Depuis le 15 novembre, au moins 310 civils, dont 42 enfants, ont péri dans l'est d'Alep, selon l'OSDH. Dans l'ouest, 69 civils, dont 28 enfants, ont été tués par des tirs rebelles.

La campagne d'une violence inouïe du régime a entraîné un exode massif de civils qui devrait s'accentuer. Plus de 50 000 habitants d'Alep-Est, selon l'OSDH, ont fui depuis le 26 novembre leurs quartiers, assiégés depuis plus de quatre mois par l'armée et manquant de tout.

«Course contre la montre»

L'Unicef s'est particulièrement inquiétée du sort des enfants qui sont selon elle environ 19 000 à avoir fui Alep-Est depuis le 24 novembre.

«Le plus urgent maintenant est de fournir l'aide dont ces enfants et leur famille ont un cruel besoin», a dit Christophe Boulierac, porte-parole de l'Unicef: «C'est une course contre la montre, car l'hiver est là».

L'émissaire de l'ONU pour la Syrie Staffan de Mistura en a appelé à «l'influence de la Russie ou de l'Iran», les alliés du régime, pour convaincre Bachar al-Assad «d'ouvrir une vraie négociation» en dépit de ses succès.
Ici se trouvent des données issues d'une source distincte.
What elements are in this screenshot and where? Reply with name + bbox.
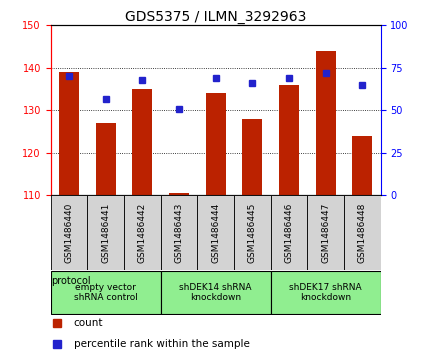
FancyBboxPatch shape xyxy=(307,195,344,270)
Bar xyxy=(315,51,336,195)
Text: GSM1486441: GSM1486441 xyxy=(101,203,110,263)
FancyBboxPatch shape xyxy=(234,195,271,270)
Text: GSM1486446: GSM1486446 xyxy=(284,203,293,263)
Text: shDEK17 shRNA
knockdown: shDEK17 shRNA knockdown xyxy=(289,283,362,302)
Text: empty vector
shRNA control: empty vector shRNA control xyxy=(73,283,138,302)
Text: GSM1486448: GSM1486448 xyxy=(358,203,367,263)
Bar xyxy=(352,136,372,195)
Bar xyxy=(132,89,152,195)
FancyBboxPatch shape xyxy=(124,195,161,270)
Bar xyxy=(95,123,116,195)
Text: shDEK14 shRNA
knockdown: shDEK14 shRNA knockdown xyxy=(180,283,252,302)
FancyBboxPatch shape xyxy=(344,195,381,270)
Text: protocol: protocol xyxy=(51,276,91,286)
FancyBboxPatch shape xyxy=(51,271,161,314)
FancyBboxPatch shape xyxy=(197,195,234,270)
Bar xyxy=(59,72,79,195)
Text: GSM1486447: GSM1486447 xyxy=(321,203,330,263)
Bar xyxy=(242,119,262,195)
FancyBboxPatch shape xyxy=(161,271,271,314)
Title: GDS5375 / ILMN_3292963: GDS5375 / ILMN_3292963 xyxy=(125,11,306,24)
Text: GSM1486443: GSM1486443 xyxy=(174,203,183,263)
Bar xyxy=(205,93,226,195)
FancyBboxPatch shape xyxy=(271,271,381,314)
Bar xyxy=(169,193,189,195)
FancyBboxPatch shape xyxy=(271,195,307,270)
FancyBboxPatch shape xyxy=(161,195,197,270)
FancyBboxPatch shape xyxy=(51,195,87,270)
Text: GSM1486440: GSM1486440 xyxy=(64,203,73,263)
Text: percentile rank within the sample: percentile rank within the sample xyxy=(74,339,249,349)
Text: GSM1486445: GSM1486445 xyxy=(248,203,257,263)
Text: GSM1486444: GSM1486444 xyxy=(211,203,220,263)
Text: GSM1486442: GSM1486442 xyxy=(138,203,147,263)
Bar xyxy=(279,85,299,195)
Text: count: count xyxy=(74,318,103,328)
FancyBboxPatch shape xyxy=(87,195,124,270)
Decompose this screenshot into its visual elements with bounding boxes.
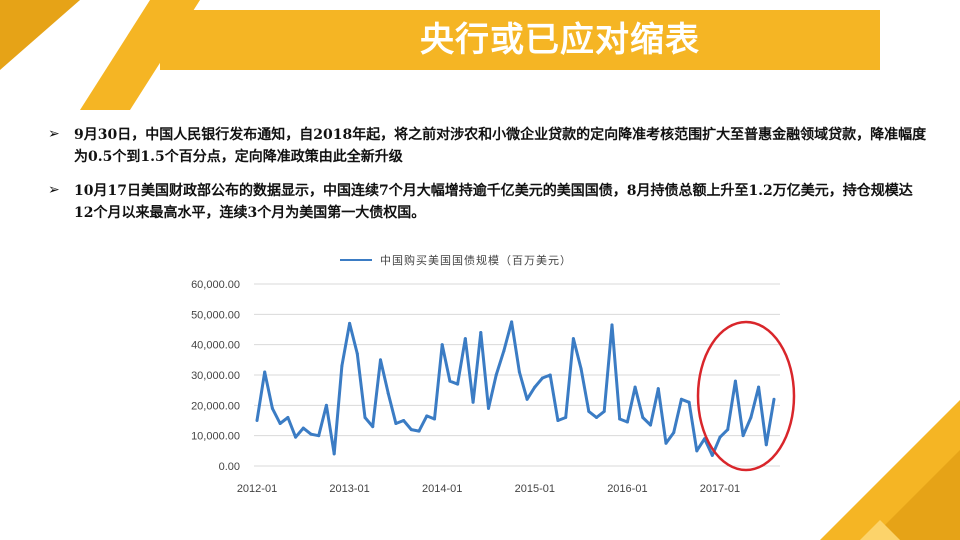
page-title: 央行或已应对缩表 — [420, 20, 700, 60]
data-point — [741, 434, 745, 438]
data-point — [471, 400, 475, 404]
data-point — [502, 349, 506, 353]
y-tick-label: 40,000.00 — [191, 340, 240, 352]
y-tick-label: 50,000.00 — [191, 309, 240, 321]
data-point — [402, 419, 406, 422]
data-point — [317, 434, 321, 438]
data-point — [510, 320, 514, 324]
data-point — [610, 323, 614, 327]
data-point — [301, 426, 305, 430]
data-point — [255, 419, 259, 422]
data-point — [425, 414, 429, 418]
y-tick-label: 20,000.00 — [191, 400, 240, 412]
data-point — [394, 422, 398, 426]
data-point — [517, 370, 521, 374]
data-point — [309, 432, 313, 436]
data-point — [633, 385, 637, 389]
data-point — [348, 321, 352, 325]
y-tick-label: 30,000.00 — [191, 370, 240, 382]
data-point — [548, 373, 552, 377]
x-tick-label: 2017-01 — [700, 483, 740, 495]
data-point — [494, 373, 498, 377]
highlight-ellipse — [696, 320, 796, 472]
data-point — [324, 403, 328, 407]
data-point — [556, 419, 560, 422]
line-chart: 0.00 10,000.00 20,000.00 30,000.00 40,000.00… — [191, 253, 796, 495]
x-tick-label: 2014-01 — [422, 483, 462, 495]
x-tick-label: 2016-01 — [607, 483, 647, 495]
data-point — [486, 406, 490, 410]
data-point — [733, 379, 737, 383]
data-point — [757, 385, 761, 389]
data-point — [772, 397, 776, 401]
data-point — [386, 391, 390, 395]
bullet-text: 9月30日，中国人民银行发布通知，自2018年起，将之前对涉农和小微企业贷款的定… — [74, 127, 927, 165]
data-point — [541, 376, 545, 380]
data-point — [649, 423, 653, 427]
bullet-list: ➢ 9月30日，中国人民银行发布通知，自2018年起，将之前对涉农和小微企业贷款… — [48, 124, 928, 236]
data-point — [340, 364, 344, 368]
data-point — [687, 400, 691, 404]
arrow-bullet-icon: ➢ — [48, 126, 60, 142]
data-point — [695, 449, 699, 453]
data-point — [456, 382, 460, 386]
data-point — [371, 425, 375, 429]
data-point — [764, 443, 768, 447]
data-point — [672, 431, 676, 435]
title-bar — [160, 10, 880, 70]
data-point — [355, 352, 359, 356]
data-point — [595, 415, 599, 419]
x-tick-label: 2012-01 — [237, 483, 277, 495]
data-point — [332, 452, 336, 456]
data-point — [571, 337, 575, 341]
data-point — [409, 428, 413, 432]
y-tick-label: 0.00 — [219, 461, 240, 473]
data-point — [278, 422, 282, 426]
data-point — [587, 409, 591, 413]
data-point — [718, 435, 722, 439]
data-point — [286, 415, 290, 419]
y-tick-label: 60,000.00 — [191, 279, 240, 291]
data-point — [579, 367, 583, 371]
data-point — [656, 387, 660, 391]
y-tick-label: 10,000.00 — [191, 431, 240, 443]
bullet-text: 10月17日美国财政部公布的数据显示，中国连续7个月大幅增持逾千亿美元的美国国债… — [74, 183, 913, 221]
x-tick-label: 2015-01 — [515, 483, 555, 495]
data-point — [726, 428, 730, 432]
data-point — [432, 417, 436, 421]
data-point — [440, 343, 444, 347]
bottom-right-accent — [820, 400, 960, 540]
bullet-item: ➢ 10月17日美国财政部公布的数据显示，中国连续7个月大幅增持逾千亿美元的美国… — [48, 180, 928, 224]
data-point — [448, 379, 452, 383]
data-point — [664, 441, 668, 445]
bullet-item: ➢ 9月30日，中国人民银行发布通知，自2018年起，将之前对涉农和小微企业贷款… — [48, 124, 928, 168]
data-point — [749, 415, 753, 419]
data-point — [378, 358, 382, 362]
data-point — [525, 397, 529, 401]
legend-label: 中国购买美国国债规模（百万美元） — [380, 253, 572, 267]
data-point — [479, 331, 483, 335]
data-point — [564, 415, 568, 419]
data-point — [463, 337, 467, 341]
x-tick-label: 2013-01 — [329, 483, 369, 495]
data-point — [270, 406, 274, 410]
data-point — [710, 453, 714, 457]
data-point — [679, 397, 683, 401]
data-point — [618, 417, 622, 421]
data-point — [294, 435, 298, 439]
arrow-bullet-icon: ➢ — [48, 182, 60, 198]
data-point — [533, 385, 537, 389]
data-point — [263, 370, 267, 374]
data-point — [417, 429, 421, 433]
data-point — [641, 415, 645, 419]
data-point — [625, 420, 629, 424]
data-point — [602, 409, 606, 413]
data-point — [363, 415, 367, 419]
Le régime ne reprend pas seulement du terrain à Alep. Il a aussi pris le contrôle ces dernières semaines de plusieurs localités autour de la capitale Damas, après des accords ponctuels passés avec les insurgés.

Quelque 2000 personnes, dont des rebelles et leurs familles, ont quitté vendredi Al-Tal, au nord de Damas, pour la province d'Idleb (nord-ouest), contrôlée en quasi-totalité par les rebelles, selon l'OSDH. C'est la sixième ville ainsi évacuée en trois mois.

Ces évacuations ont été dénoncées par des ONG et l'ONU comme une stratégie d'évacuation «forcée».

Déclenchée avec la répression de manifestations pacifiques contre le régime, la guerre en Syrie est devenue de plus en plus complexe avec l'intervention des grandes puissances et des groupes djihadistes sur un territoire morcelé.